The framework design is clean and general, compatible with different encoder-based TSFM architectures.
Freezing pre-trained parameters and employing lightweight adapters yields high parameter efficiency while avoiding catastrophic forgetting.

Limitations & Future Work¶

The framework targets only encoder-based TSFMs; decoder-only (e.g., TimesFM) and encoder-decoder (e.g., Chronos) architectures are not explored.
The number of scales \(K\) requires manual selection; no adaptive mechanism is provided.
The downsampling strategy is fixed as average pooling; alternative approaches (e.g., wavelet transforms) merit exploration.

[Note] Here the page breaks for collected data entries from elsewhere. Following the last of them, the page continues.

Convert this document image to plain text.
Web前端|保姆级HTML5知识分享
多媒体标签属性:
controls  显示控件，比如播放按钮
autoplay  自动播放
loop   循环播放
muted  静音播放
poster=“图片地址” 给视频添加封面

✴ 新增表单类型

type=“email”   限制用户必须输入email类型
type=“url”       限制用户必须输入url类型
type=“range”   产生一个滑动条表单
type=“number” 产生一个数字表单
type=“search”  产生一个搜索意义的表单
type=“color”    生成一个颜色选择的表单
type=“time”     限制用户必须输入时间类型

vs TimeMixer: TimeMixer trains a multi-scale model from scratch, whereas MSFT leverages the multi-scale capability of pre-trained TSFMs for fine-tuning—different approaches sharing the same objective.
vs LoRA: Standard LoRA does not differentiate between scales; MSFT's scale-specific LoRA more effectively activates the corresponding pre-trained knowledge.
vs Scaleformer: Scaleformer refines predictions iteratively from coarse to fine, while MSFT employs bidirectional fusion for greater flexibility.

Rating¶

Novelty: ⭐⭐⭐⭐ The causal perspective on fine-tuning is novel, though multi-scale modeling itself is not entirely new.
Experimental Thoroughness: ⭐⭐⭐⭐⭐ Three backbones, multiple datasets, comparisons with diverse fine-tuning methods, and comprehensive ablations.
Writing Quality: ⭐⭐⭐⭐⭐ Logically clear, with causal analysis and method design organically integrated.
Value: ⭐⭐⭐⭐ Provides a practical and theoretically grounded general framework for TSFM fine-tuning.